サラダ油の一種である綿実油は、日本ではあまりなじみがないようですが、実はマーガリンなどの加工食品に多く使われていて、アジアの国々では、ピーナッツオイル、菜種油と共に三大食用オイルの一つです。
綿実油とは
綿実油はコットンシードオイルとも呼ばれ、綿の実の中に入っている小さな種から抽出されたオイルで、低温圧搾法で未精製のものと、高温圧搾、または溶剤抽出法で抽出されて、さらに高度精製されたものがありますが、低温圧搾未精製の綿実油はほとんど生産されなくなりました。
綿実油の特徴
綿実油は、値段も安く、くせがなく使いやすいため、加工食品、クリームのような化粧品や石鹸、潤滑剤や外食チェーンの調理用など幅広く利用されています。
料理用としては、発煙温度が高いので、揚げ物もからっと揚がり、独特の風味があります。
主成分はオメガ6脂肪酸で、特に必須脂肪酸のリノール酸が多く含まれ、血中コレステロールの低下や動脈硬化の予防に効果がありますが、過剰摂取はアレルギーなどが発症するリスクがあります。
高温抽出、溶剤抽出法を経て高度精製されれた綿実油には、脂肪酸以外の栄養素はほとんど含まれていないのですが、ビタミンE(αートコフェノール)とビタミンKが比較的多く含まれています。
ビタミンEは、若返りのビタミンといわれるほどで、体内の脂質の酸化を防いで血中の悪玉コレステロールを減少させて動脈硬化などの生活習慣病を予防し、体の中から老化を防いでアンチエイジングに役に立ちます。
またビタミンKは、健康な骨を維持するために不可欠な成分で、骨に含まれているタンパク質を活性化して骨の形成を助ける働きがあるため、骨粗しょう症の予防に効果があります。
綿実油の問題点
綿実油に多く含まれるオメガ6脂肪酸は、血中コレステロールを下げるなどポジティブな効果もありますが、過剰摂取することで血栓ができやすくなり、その結果、心臓疾患の原因となる可能性もありますし、肥満のリスクもあります。
高温抽出、溶剤抽出法を経て高度精製されれた綿実油は、その工程で不飽和脂肪酸がトランス脂肪酸へ変化しますから、過剰摂取はアレルギーなどを引き起こすリスクがあります。

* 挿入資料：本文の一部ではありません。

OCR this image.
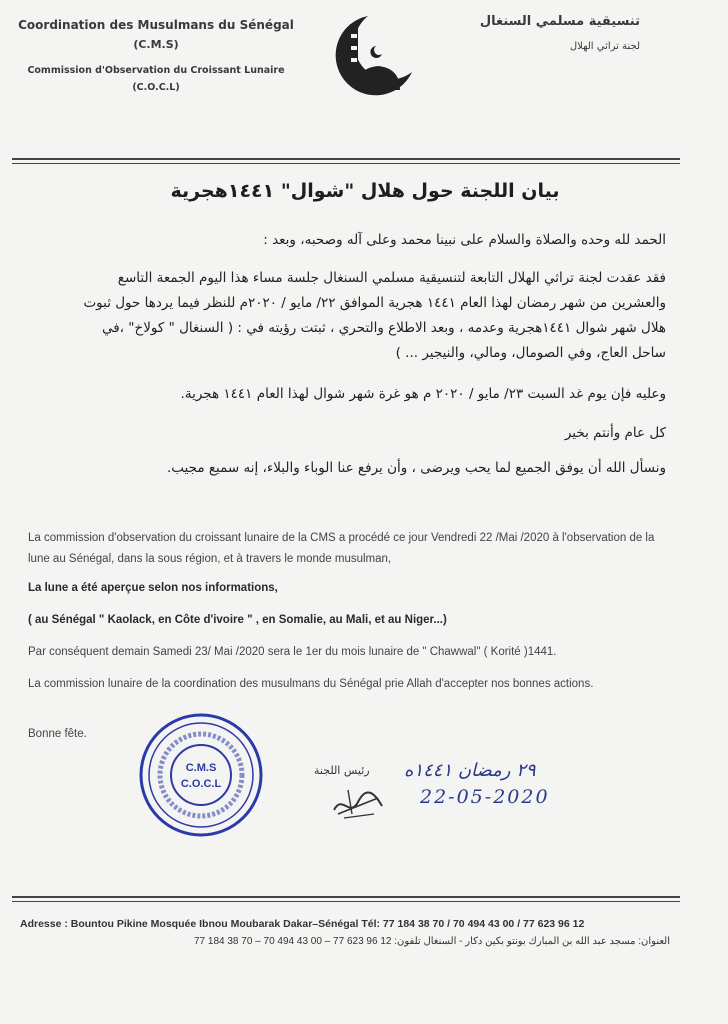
Coordination des Musulmans du Sénégal
(C.M.S)
Commission d'Observation du Croissant Lunaire
(C.O.C.L)
تنسيقية مسلمي السنغال
لجنة تراثي الهلال
بيان اللجنة حول هلال "شوال" ١٤٤١هجرية
الحمد لله وحده والصلاة والسلام على نبينا محمد وعلى آله وصحبه، وبعد :
فقد عقدت لجنة تراثي الهلال التابعة لتنسيقية مسلمي السنغال جلسة مساء هذا اليوم الجمعة التاسع والعشرين من شهر رمضان لهذا العام ١٤٤١ هجرية الموافق ٢٢/ مايو / ٢٠٢٠م للنظر فيما يردها حول ثبوت هلال شهر شوال ١٤٤١هجرية وعدمه ، وبعد الاطلاع والتحري ، ثبتت رؤيته في : ( السنغال " كولاخ" ،في ساحل العاج، وفي الصومال، ومالي، والنيجير ... )
وعليه فإن يوم غد السبت ٢٣/ مايو / ٢٠٢٠ م هو غرة شهر شوال لهذا العام ١٤٤١ هجرية.
كل عام وأنتم بخير
ونسأل الله أن يوفق الجميع لما يحب ويرضى ، وأن يرفع عنا الوباء والبلاء، إنه سميع مجيب.
La commission d'observation du croissant lunaire de la CMS a procédé ce jour Vendredi 22 /Mai /2020 à l'observation de la lune au Sénégal, dans la sous région, et à travers le monde musulman,
La lune a été aperçue selon nos informations,
( au Sénégal " Kaolack, en Côte d'ivoire " , en Somalie, au Mali, et au Niger...)
Par conséquent demain Samedi 23/ Mai /2020 sera le 1er du mois lunaire de " Chawwal" ( Korité )1441.
La commission lunaire de la coordination des musulmans du Sénégal prie Allah d'accepter nos bonnes actions.
Bonne fête.
C.M.S
C.O.C.L
رئيس اللجنة ٢٩ رمضان ١٤٤١ه
22-05-2020
Adresse : Bountou Pikine Mosquée Ibnou Moubarak Dakar–Sénégal Tél: 77 184 38 70 / 70 494 43 00 / 77 623 96 12
العنوان: مسجد عبد الله بن المبارك بونتو بكين دكار - السنغال تلفون: 12 96 623 77 – 00 43 494 70 – 70 38 184 77
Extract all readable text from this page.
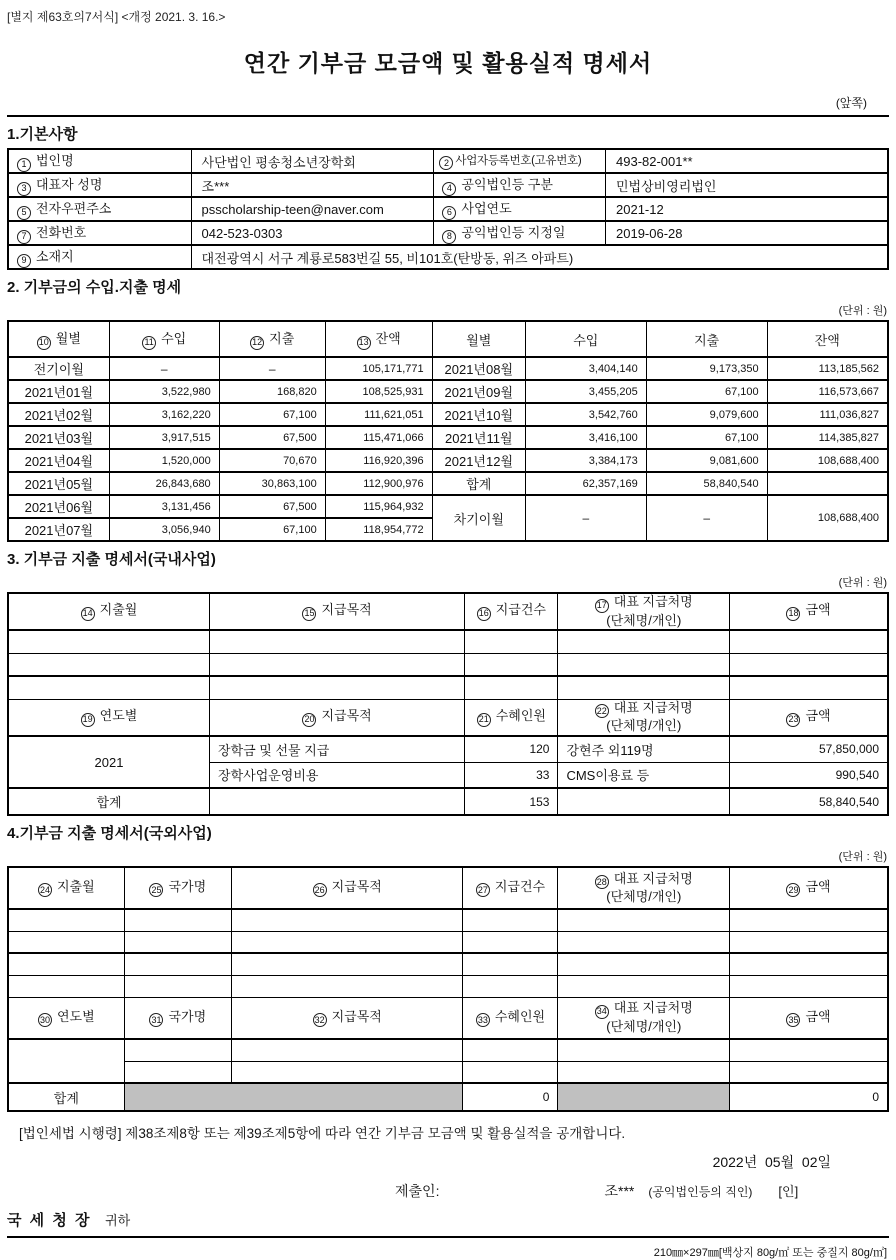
[별지 제63호의7서식] <개정 2021. 3. 16.>
연간 기부금 모금액 및 활용실적 명세서
(앞쪽)
1.기본사항
1 법인명	사단법인 평송청소년장학회	2 사업자등록번호(고유번호)	493-82-001**
3 대표자 성명	조***	4 공익법인등 구분	민법상비영리법인
5 전자우편주소	psscholarship-teen@naver.com	6 사업연도	2021-12
7 전화번호	042-523-0303	8 공익법인등 지정일	2019-06-28
9 소재지	대전광역시 서구 계룡로583번길 55, 비101호(탄방동, 위즈 아파트)		
2. 기부금의 수입.지출 명세
(단위 : 원)
10 월별	11 수입	12 지출	13 잔액	월별	수입	지출	잔액
전기이월	–	–	105,171,771	2021년08월	3,404,140	9,173,350	113,185,562
2021년01월	3,522,980	168,820	108,525,931	2021년09월	3,455,205	67,100	116,573,667
2021년02월	3,162,220	67,100	111,621,051	2021년10월	3,542,760	9,079,600	111,036,827
2021년03월	3,917,515	67,500	115,471,066	2021년11월	3,416,100	67,100	114,385,827
2021년04월	1,520,000	70,670	116,920,396	2021년12월	3,384,173	9,081,600	108,688,400
2021년05월	26,843,680	30,863,100	112,900,976	합계	62,357,169	58,840,540	
2021년06월	3,131,456	67,500	115,964,932	차기이월	–	–	108,688,400
2021년07월	3,056,940	67,100	118,954,772				
3. 기부금 지출 명세서(국내사업)
(단위 : 원)
14 지출월	15 지급목적	16 지급건수	17 대표 지급처명
(단체명/개인)	18 금액

19 연도별	20 지급목적	21 수혜인원	22 대표 지급처명
(단체명/개인)	23 금액
2021	장학금 및 선물 지급	120	강현주 외119명	57,850,000
	장학사업운영비용	33	CMS이용료 등	990,540
합계		153		58,840,540
4.기부금 지출 명세서(국외사업)
(단위 : 원)
24 지출월	25 국가명	26 지급목적	27 지급건수	28 대표 지급처명
(단체명/개인)	29 금액

30 연도별	31 국가명	32 지급목적	33 수혜인원	34 대표 지급처명
(단체명/개인)	35 금액

합계			0		0
[법인세법 시행령] 제38조제8항 또는 제39조제5항에 따라 연간 기부금 모금액 및 활용실적을 공개합니다.
2022년  05월  02일
제출인:	조*** (공익법인등의 직인) [인]
국 세 청 장 귀하
210㎜×297㎜[백상지 80g/㎡ 또는 중질지 80g/㎡]
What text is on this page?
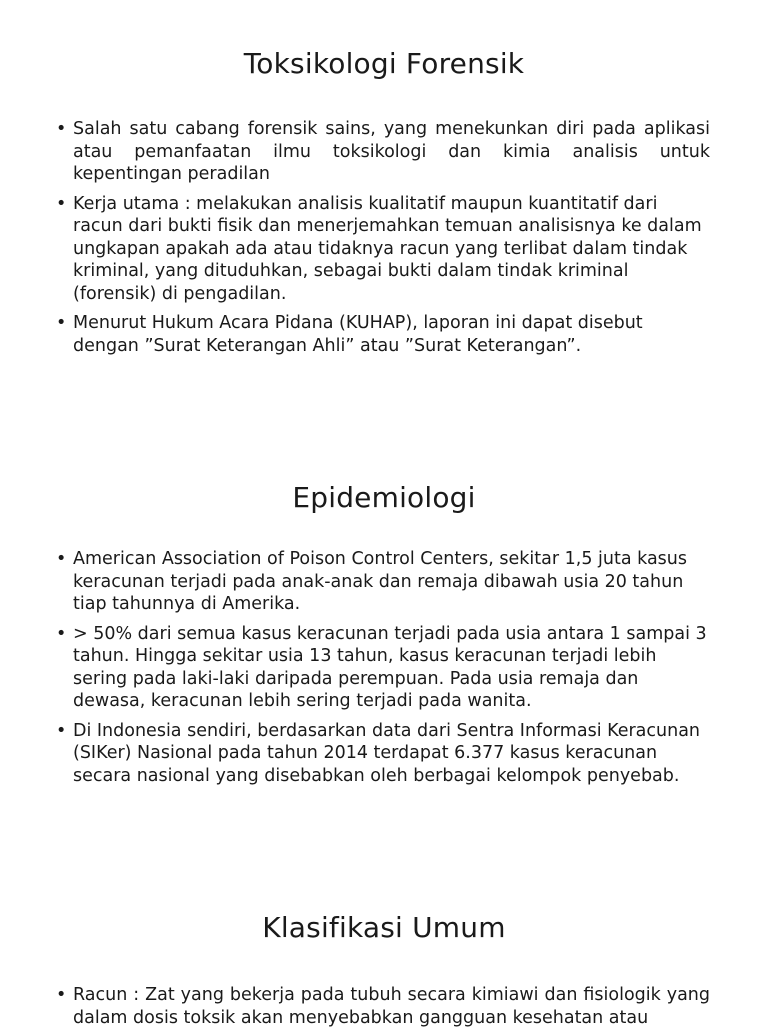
Toksikologi Forensik
• Salah satu cabang forensik sains, yang menekunkan diri pada aplikasi atau pemanfaatan ilmu toksikologi dan kimia analisis untuk kepentingan peradilan
• Kerja utama : melakukan analisis kualitatif maupun kuantitatif dari racun dari bukti fisik dan menerjemahkan temuan analisisnya ke dalam ungkapan apakah ada atau tidaknya racun yang terlibat dalam tindak kriminal, yang dituduhkan, sebagai bukti dalam tindak kriminal (forensik) di pengadilan.
• Menurut Hukum Acara Pidana (KUHAP), laporan ini dapat disebut dengan ”Surat Keterangan Ahli” atau ”Surat Keterangan”.
Epidemiologi
• American Association of Poison Control Centers, sekitar 1,5 juta kasus keracunan terjadi pada anak-anak dan remaja dibawah usia 20 tahun tiap tahunnya di Amerika.
• > 50% dari semua kasus keracunan terjadi pada usia antara 1 sampai 3 tahun. Hingga sekitar usia 13 tahun, kasus keracunan terjadi lebih sering pada laki-laki daripada perempuan. Pada usia remaja dan dewasa, keracunan lebih sering terjadi pada wanita.
• Di Indonesia sendiri, berdasarkan data dari Sentra Informasi Keracunan (SIKer) Nasional pada tahun 2014 terdapat 6.377 kasus keracunan secara nasional yang disebabkan oleh berbagai kelompok penyebab.
Klasifikasi Umum
• Racun : Zat yang bekerja pada tubuh secara kimiawi dan fisiologik yang dalam dosis toksik akan menyebabkan gangguan kesehatan atau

また、綿実油を加工したサラダ油は、加工の工程でオメガ6脂肪酸が酸化して有害物質に変化しているという指摘があります。
綿実油に関する問題点としては、また、原料に遺伝子組み換え品種の綿が多く使用されているということが挙げられます。
綿実油の特徴と問題点を良く知って使用する
綿実油は、その製造方法の影響で問題点が多く指摘されているオイルですが、実は『サラダオイルの王様』とも呼ばれ、熱に強くてくせが無く、揚げ物がサクッと揚がったり、お菓子作りにもとても使いやすいオイルなので、高級レストランや料亭などのプロの料理人の中には、好んで綿実油を使用している人たちも多くいます。
ですから、綿実油の特徴と問題点を良く知った上で、普段は他の何種類かのオイルも使用しながら、揚げ物を作る時だけ綿実油を使用するなどの工夫をして、日常の食生活に綿実油を取り入れるのもよい方法です。
そして、出来るだけ国内で生産された綿実油を選べばより安心です。